Studio album by Meco
- Released: 1978
- Genre: Disco, funk
- Length: 31:45
- Label: Millennium Records RCA
- Producer: Meco Monardo, Tony Bongiovi, Harold Wheeler

Meco chronology
| Star Wars and Other Galactic Funk (1977) | Encounters Of Every Kind (1978) | Meco Plays The Wizard of Oz (1979) |

= Encounters of Every Kind =

Encounters Of Every Kind is an album by Meco, released in 1978. It was recorded after the success of Meco's platinum-selling album Star Wars and Other Galactic Funk and contains two sides of linked songs. In contrast to the previous album (which dedicated a full side to the music from Star Wars) and contrary to an album title that suggests a similar focus on the music from Close Encounters of the Third Kind, this album is presented as a musical trip through time with stops in the age of the Dinosaurs, ancient Rome, medieval England, the Old West, 1920s Chicago and others, with no special focus on any particular film until the final track which is a version of the theme from Close Encounters of the Third Kind.

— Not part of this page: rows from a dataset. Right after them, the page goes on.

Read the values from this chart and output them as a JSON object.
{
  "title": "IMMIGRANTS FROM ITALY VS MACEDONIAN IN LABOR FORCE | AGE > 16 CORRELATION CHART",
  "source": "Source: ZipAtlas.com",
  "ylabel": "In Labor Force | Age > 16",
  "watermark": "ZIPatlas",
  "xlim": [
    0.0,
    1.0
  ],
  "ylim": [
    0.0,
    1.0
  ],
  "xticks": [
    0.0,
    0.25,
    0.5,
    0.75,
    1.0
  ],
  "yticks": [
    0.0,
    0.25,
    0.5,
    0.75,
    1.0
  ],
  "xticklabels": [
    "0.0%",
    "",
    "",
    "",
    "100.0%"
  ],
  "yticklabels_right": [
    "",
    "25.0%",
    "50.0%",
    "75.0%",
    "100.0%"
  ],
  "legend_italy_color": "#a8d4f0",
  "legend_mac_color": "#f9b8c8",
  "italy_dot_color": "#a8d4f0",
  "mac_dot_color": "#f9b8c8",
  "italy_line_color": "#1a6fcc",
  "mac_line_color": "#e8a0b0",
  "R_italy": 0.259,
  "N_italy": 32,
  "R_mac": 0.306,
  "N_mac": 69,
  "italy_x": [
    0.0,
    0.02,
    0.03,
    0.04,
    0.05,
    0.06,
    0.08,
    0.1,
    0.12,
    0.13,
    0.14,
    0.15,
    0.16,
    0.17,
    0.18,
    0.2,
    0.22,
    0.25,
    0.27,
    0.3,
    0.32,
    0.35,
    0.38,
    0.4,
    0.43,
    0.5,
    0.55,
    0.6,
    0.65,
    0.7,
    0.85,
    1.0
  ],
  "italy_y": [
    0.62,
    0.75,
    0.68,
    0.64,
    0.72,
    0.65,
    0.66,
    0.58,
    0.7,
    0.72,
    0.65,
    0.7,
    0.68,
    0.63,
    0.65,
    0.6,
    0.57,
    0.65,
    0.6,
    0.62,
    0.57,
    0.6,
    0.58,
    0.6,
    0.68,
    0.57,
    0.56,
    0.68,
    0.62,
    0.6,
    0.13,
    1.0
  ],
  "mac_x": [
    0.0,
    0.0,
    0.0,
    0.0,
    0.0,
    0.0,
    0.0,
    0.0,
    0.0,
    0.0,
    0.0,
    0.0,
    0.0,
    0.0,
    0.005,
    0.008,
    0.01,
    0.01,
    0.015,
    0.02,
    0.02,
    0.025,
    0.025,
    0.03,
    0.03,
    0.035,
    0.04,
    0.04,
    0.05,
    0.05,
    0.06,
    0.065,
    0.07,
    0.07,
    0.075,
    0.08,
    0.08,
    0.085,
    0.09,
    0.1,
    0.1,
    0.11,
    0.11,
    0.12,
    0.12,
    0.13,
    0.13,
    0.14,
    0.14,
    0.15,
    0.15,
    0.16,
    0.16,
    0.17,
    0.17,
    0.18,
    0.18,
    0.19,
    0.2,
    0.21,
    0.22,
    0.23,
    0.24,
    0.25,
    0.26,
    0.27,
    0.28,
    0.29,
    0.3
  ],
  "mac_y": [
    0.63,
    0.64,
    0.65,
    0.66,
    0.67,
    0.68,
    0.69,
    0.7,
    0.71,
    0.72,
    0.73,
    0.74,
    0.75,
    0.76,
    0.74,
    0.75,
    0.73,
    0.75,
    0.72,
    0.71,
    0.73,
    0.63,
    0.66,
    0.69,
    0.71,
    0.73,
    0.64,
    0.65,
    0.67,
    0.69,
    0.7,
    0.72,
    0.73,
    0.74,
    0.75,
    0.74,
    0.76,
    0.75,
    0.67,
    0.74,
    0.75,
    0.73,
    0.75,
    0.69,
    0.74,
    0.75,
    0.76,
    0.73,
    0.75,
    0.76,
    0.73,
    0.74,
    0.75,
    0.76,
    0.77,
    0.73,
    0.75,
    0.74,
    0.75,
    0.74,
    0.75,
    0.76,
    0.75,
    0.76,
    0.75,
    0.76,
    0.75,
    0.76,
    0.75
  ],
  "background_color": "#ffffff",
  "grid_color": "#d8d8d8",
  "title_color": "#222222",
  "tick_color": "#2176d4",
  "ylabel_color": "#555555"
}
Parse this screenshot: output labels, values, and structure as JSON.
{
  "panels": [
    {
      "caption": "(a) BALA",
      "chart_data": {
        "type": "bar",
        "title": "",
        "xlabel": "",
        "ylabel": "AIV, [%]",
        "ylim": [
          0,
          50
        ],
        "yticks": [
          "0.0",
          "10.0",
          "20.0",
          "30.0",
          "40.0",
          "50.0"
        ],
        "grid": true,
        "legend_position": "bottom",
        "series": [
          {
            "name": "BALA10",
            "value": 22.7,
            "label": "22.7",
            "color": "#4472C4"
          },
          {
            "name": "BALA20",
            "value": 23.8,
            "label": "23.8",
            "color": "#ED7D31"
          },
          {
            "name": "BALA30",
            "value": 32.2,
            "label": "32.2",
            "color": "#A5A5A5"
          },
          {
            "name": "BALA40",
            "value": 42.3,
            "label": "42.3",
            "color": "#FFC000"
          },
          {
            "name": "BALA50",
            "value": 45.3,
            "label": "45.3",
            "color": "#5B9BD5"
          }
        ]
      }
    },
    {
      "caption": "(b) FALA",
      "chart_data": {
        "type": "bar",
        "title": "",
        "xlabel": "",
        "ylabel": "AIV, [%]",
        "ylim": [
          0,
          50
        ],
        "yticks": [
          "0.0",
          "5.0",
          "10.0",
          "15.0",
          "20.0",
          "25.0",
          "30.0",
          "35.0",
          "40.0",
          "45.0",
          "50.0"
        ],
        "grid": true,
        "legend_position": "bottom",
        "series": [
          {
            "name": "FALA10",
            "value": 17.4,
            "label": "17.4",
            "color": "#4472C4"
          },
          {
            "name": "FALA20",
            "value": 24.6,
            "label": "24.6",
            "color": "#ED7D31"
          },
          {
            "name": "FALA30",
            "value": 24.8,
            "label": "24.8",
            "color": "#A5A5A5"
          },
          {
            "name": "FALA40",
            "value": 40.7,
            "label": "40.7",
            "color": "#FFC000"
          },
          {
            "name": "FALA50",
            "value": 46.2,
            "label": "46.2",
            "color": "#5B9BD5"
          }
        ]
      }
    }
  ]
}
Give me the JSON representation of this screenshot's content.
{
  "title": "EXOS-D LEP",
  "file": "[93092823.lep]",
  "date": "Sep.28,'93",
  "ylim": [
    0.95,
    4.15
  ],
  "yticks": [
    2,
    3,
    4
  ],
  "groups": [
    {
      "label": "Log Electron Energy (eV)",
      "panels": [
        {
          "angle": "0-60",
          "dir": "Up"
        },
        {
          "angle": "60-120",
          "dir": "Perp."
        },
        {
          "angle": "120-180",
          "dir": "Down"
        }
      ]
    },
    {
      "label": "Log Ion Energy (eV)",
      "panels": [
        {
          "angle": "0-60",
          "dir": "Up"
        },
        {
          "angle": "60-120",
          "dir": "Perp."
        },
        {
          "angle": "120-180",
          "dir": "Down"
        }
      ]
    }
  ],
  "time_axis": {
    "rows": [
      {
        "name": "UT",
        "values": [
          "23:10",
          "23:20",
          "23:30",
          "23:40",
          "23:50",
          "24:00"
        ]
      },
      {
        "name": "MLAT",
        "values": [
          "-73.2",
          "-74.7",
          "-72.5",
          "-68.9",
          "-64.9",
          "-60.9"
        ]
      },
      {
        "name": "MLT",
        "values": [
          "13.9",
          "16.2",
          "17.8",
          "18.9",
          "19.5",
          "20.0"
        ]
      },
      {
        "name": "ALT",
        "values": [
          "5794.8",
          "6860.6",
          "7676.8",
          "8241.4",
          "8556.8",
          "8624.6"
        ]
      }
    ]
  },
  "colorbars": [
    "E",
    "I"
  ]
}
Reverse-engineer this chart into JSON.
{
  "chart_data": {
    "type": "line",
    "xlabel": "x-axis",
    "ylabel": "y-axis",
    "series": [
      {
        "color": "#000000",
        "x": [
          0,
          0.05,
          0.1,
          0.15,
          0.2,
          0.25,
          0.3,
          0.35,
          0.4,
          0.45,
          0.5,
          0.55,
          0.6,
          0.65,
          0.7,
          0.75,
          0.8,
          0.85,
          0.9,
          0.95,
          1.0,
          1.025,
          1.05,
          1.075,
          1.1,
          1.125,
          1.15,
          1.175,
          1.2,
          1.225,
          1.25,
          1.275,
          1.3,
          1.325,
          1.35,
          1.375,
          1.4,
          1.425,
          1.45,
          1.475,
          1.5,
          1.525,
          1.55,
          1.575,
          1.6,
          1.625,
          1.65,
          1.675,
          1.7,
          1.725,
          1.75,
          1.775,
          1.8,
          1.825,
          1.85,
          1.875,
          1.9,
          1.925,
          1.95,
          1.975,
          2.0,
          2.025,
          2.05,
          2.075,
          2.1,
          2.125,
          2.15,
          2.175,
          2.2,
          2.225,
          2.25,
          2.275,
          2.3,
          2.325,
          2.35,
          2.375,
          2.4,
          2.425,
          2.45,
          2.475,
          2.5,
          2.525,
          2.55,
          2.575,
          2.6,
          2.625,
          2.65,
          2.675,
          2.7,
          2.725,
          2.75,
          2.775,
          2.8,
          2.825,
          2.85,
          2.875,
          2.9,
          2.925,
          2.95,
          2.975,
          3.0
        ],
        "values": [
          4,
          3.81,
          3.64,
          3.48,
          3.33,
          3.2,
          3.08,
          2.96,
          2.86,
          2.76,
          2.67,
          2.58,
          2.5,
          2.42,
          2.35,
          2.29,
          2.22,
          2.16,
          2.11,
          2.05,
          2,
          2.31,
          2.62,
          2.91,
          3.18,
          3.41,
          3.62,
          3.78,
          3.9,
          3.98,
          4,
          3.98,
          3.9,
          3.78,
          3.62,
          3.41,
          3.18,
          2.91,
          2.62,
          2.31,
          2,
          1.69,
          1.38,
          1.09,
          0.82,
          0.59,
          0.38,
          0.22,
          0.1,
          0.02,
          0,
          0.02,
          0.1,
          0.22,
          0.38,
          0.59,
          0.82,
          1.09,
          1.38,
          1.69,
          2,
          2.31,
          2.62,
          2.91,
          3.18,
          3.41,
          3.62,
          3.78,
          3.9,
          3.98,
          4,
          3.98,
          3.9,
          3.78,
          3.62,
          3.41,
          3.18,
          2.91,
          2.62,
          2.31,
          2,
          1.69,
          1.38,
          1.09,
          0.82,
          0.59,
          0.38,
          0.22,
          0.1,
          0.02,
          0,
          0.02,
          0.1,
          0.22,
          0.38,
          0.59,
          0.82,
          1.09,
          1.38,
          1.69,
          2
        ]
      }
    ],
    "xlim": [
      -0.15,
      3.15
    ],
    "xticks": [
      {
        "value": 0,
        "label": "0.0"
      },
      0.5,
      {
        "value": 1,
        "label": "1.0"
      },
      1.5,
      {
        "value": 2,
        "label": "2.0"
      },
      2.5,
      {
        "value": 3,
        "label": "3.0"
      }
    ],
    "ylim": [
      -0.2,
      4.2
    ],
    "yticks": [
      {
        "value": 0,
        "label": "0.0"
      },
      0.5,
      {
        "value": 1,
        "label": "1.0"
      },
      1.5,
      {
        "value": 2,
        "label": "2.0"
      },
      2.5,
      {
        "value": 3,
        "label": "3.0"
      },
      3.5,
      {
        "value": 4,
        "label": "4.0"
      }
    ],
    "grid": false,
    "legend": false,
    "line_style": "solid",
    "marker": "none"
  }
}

Encounters of Every Kind was the last Meco album to gain significant prominence on the Billboard charts, though he continued to record film tie-ins with disco-inspired albums for The Wizard of Oz, Superman & Other Galactic Heroes (a tie-in with Superman, which was another John Williams score) and 'Music From Star Trek & Music From The Black Hole (tie-ins with the 1979 films Star Trek: The Motion Picture and The Black Hole). None of these releases other than the Star Wars album have been released on CD, though some tracks from Close Encounters were available on the Best of Meco compact disc.

Professional ratings
Review scores
| Source | Rating |
| AllMusic |  |

==Track listing==

===Side one===
1. "Time Machine" - (0:43)
2. "In the Beginning" (Harold Wheeler) - (3:27)
3. "Roman Nights" (Harold Wheeler) - (1:26)
4. "Lady Marion" (Harold Wheeler) - (2:52)
5. "Icebound" (Harold Wheeler) - (1:20)
6. "Hot in the Saddle" (Harold Wheeler) - (4:27)

===Side two===
1. "Time Machine" - (0:15)
2. "Crazy Rhythm" (Irving Caesar, Joseph Meyer, Roger Wolfe Kahn) - (3:49)
3. "Topsy" (Edgar Battle, Eddie Durham) - (3:33)
4. "Meco's Theme/3w.57" (Harold Wheeler) - (5:32)
5. "Theme from 'Close Encounters'" (John Williams) - (4:21)

==Charts==

===Album===

| Title | Release date | Chart positions |  |  |  |  |  |  |
| US Billboard | US Cashbox | US Record World | US Billboard R&B | US Cashbox R&B | CAN | AUS |
| "Encounters Of Every Kind" | 1978 | #62 | #53 | #63 | #35 | #38 | #58 | #75 |

===Singles===

| Year | Single | Chart Positions |  |  |  |
| US R&B | US Dance | US Pop | AUS |
| 1978 | "Theme from Close Encounters" | #76 | #33 | #25 | #76 |

==Credits==
- Produced by Meco Monardo, Tony Bongiovi and Harold Wheeler
- Mastered by George Marino
- Recorded at:
  - Celebration Studios, N.Y.C.
  - Power Station, New York City.
- Mastered at: Sterling Sound, N.Y.C.